Le maire d'Istanbul condamné à de la prison
Des dizaines de milliers de personnes ont manifesté hier à Istanbul pour protester contre la condamnation du maire de la métropole turque. Ekrem İmamoğlu (CHP) avait été condamné mercredi en première instance à deux ans et demi de prison, et à une interdiction d'exercer un mandat politique pour la même durée, pour avoir "offensé" les membres du collège électoral. Si l'opposition se montre unie dans la rue, il lui faudra néanmoins prendre une décision délicate, jugent les chroniqueurs.
Le dilemme de l'opposition
L'alliance de six partis qui s'est formée contre Erdoğan se retrouve désormais confrontée à un choix difficile, constate Süddeutsche Zeitung :
«Déjà épineuse, la question du choix d'un chef de file pour les élections a encore gagné en complexité. Faut-il choisir le maire d'Istanbul, dont la cote de popularité a atteint un niveau record avec ce procès jugé inique, mais qui risque d'être définitivement écarté de la course après une procédure en appel - accélérée - qui confirmerait son inéligibilité ? Ou faut-il envoyer un autre candidat, moins populaire et qui a donc moins de chances de gagner ? Cette question risque d'affaiblir la cohésion de l'alliance. Ce qui ferait le jeu d'Erdoğan.»

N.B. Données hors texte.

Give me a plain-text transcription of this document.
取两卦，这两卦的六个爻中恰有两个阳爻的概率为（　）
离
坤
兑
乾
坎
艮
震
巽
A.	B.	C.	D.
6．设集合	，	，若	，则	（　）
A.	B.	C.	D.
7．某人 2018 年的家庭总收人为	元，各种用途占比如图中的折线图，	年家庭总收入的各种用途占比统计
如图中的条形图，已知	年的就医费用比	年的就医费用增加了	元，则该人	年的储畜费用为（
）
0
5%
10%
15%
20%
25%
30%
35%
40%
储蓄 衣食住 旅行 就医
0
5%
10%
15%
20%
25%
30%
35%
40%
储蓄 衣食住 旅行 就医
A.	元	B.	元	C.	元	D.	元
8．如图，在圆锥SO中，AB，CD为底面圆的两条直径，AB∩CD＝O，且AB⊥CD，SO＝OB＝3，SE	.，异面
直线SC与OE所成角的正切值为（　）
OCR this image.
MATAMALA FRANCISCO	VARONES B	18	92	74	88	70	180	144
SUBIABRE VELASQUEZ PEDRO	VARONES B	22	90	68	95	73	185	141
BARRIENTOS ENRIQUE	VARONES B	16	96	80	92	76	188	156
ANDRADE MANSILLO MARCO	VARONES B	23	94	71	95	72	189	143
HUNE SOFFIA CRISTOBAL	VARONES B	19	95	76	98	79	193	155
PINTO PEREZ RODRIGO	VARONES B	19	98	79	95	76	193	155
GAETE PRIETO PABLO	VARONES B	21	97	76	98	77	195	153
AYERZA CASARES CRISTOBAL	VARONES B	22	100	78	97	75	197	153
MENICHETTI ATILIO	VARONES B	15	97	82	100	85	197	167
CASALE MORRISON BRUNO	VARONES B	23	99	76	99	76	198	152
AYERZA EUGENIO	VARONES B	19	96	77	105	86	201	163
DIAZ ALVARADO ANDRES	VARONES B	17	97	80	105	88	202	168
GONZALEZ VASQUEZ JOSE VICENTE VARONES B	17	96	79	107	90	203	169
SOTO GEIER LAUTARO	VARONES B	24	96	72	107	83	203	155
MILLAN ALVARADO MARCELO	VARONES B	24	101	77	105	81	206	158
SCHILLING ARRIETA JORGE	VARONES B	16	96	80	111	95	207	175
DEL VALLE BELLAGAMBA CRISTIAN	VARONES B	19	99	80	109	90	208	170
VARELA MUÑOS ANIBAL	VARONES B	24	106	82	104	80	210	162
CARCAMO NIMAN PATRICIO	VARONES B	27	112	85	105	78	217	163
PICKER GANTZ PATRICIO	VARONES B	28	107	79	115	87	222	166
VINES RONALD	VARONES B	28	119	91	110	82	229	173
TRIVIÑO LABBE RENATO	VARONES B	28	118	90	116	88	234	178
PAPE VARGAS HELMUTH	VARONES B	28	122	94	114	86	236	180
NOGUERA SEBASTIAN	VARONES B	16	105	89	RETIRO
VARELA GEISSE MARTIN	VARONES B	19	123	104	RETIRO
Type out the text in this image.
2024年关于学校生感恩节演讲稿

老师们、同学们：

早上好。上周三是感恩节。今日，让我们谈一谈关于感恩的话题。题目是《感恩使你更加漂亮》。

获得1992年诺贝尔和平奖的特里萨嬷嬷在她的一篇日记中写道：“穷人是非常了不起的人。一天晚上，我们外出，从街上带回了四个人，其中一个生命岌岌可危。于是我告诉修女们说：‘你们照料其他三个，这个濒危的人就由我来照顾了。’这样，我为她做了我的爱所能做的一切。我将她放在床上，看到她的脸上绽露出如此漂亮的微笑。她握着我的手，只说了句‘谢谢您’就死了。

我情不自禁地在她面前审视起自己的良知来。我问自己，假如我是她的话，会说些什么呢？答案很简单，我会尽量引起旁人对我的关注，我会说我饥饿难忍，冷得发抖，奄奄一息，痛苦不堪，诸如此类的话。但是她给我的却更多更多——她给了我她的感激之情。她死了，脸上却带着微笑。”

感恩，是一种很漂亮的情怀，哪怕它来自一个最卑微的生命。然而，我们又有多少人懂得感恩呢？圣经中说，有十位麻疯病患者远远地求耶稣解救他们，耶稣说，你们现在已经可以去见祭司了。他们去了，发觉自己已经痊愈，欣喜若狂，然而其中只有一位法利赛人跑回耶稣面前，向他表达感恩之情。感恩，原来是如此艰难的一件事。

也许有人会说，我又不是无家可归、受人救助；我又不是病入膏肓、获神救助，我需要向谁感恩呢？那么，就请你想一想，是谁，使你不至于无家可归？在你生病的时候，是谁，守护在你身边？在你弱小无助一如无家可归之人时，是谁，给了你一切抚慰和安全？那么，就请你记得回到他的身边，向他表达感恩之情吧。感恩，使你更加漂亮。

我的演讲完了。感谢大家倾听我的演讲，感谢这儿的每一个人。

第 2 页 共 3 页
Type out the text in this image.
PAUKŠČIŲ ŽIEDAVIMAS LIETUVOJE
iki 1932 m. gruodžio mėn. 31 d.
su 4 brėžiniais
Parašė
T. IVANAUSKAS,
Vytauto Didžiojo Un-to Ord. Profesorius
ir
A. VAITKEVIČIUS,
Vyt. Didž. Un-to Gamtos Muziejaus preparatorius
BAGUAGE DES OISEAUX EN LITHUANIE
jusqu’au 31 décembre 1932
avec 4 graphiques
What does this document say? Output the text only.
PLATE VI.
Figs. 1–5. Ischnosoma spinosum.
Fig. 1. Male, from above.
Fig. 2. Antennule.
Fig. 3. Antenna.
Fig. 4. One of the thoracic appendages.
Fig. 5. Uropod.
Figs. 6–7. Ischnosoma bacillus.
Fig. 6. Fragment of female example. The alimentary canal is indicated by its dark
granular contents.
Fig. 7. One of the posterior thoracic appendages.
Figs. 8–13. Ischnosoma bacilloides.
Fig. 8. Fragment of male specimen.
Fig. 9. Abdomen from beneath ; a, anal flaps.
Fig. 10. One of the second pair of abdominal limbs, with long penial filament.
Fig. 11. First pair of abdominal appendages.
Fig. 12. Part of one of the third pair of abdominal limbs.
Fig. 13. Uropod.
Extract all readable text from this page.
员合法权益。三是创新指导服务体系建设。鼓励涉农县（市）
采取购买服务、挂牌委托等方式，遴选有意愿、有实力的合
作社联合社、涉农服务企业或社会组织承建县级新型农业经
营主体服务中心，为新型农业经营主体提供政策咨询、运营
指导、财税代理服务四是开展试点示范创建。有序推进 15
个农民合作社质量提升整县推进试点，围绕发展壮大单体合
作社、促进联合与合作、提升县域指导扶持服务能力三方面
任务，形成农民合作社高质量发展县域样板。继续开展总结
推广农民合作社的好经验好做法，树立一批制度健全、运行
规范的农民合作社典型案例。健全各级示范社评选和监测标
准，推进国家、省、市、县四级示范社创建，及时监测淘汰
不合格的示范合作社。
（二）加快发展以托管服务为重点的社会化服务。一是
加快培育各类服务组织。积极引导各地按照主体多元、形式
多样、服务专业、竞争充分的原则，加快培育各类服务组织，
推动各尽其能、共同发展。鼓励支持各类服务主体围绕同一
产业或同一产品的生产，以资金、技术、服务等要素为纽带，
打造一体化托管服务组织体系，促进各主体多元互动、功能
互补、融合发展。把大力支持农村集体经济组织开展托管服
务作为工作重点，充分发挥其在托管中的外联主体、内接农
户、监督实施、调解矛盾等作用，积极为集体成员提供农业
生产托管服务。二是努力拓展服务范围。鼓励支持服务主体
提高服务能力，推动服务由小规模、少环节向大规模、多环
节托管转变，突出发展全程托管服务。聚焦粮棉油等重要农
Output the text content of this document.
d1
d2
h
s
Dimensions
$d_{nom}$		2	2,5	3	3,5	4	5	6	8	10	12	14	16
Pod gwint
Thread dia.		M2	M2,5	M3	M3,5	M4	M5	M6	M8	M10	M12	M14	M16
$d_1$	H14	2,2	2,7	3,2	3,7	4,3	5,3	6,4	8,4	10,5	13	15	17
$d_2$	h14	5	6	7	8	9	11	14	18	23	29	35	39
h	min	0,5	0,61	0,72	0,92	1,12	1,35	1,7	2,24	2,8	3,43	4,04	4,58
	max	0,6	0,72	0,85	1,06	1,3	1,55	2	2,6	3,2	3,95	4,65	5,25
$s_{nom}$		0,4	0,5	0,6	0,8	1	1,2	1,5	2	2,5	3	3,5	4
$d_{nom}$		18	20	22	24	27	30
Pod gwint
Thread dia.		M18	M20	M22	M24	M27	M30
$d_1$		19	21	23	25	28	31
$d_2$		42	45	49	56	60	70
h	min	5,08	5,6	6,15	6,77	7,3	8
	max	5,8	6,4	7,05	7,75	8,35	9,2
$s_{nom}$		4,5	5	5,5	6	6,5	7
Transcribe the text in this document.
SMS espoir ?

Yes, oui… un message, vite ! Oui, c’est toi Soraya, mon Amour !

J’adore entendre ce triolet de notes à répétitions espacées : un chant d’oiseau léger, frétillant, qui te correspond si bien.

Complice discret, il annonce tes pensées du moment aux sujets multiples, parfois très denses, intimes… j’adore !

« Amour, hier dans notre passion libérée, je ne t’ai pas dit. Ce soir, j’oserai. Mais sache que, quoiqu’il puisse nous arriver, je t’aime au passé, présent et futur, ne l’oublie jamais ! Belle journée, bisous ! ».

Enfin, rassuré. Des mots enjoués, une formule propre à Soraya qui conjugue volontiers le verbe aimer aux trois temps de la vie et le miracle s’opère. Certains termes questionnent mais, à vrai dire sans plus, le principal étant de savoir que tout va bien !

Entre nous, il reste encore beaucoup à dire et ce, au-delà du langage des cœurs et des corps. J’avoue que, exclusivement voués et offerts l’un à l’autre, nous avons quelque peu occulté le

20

Désigner Imamoğlu candidat
La décision du tribunal pourrait précipiter la décision de l'opposition, estime Sözcü :
«En choisissant de l'éloigner de la scène politique en faisant appel à un appareil judiciaire à sa botte, le gouvernement montre qu'Imamoğlu est le candidat que Tayyip Erdoğan redoute le plus dans la course à la présidentielle. ... Dès lors, les six partis d'opposition ne doivent pas attendre la décision de la Cour d'appel et de la Cour de cassation, et désigner sans tarder Ekrem İmamoğlu comme candidat à la présidentielle. Il reviendra au gouvernement de voir comment il entend procéder par la suite.»
C'est un piège !
Désigner Imamoğlu dès aujourd'hui comme le candidat de l'opposition serait une erreur, estime pour sa part le quotidien kémaliste Cumhuriyet :
« Si tel était le cas, la procédure qui interdit à Imamoğlu d'exercer un mandat politique pouvant aboutir d'ici six mois, juste avant les élections, cela pourrait donc bloquer sa candidature. Par ailleurs, la mairie d'Istanbul reviendrait à nouveau à l'AKP. ... C'est un piège ! Il faut que les six partis d'opposition se réunissent, s'entendent sur un candidat commun, mettent fin au débat et se rassemblent autour de ce projet. Ce serait la voie la plus judicieuse.»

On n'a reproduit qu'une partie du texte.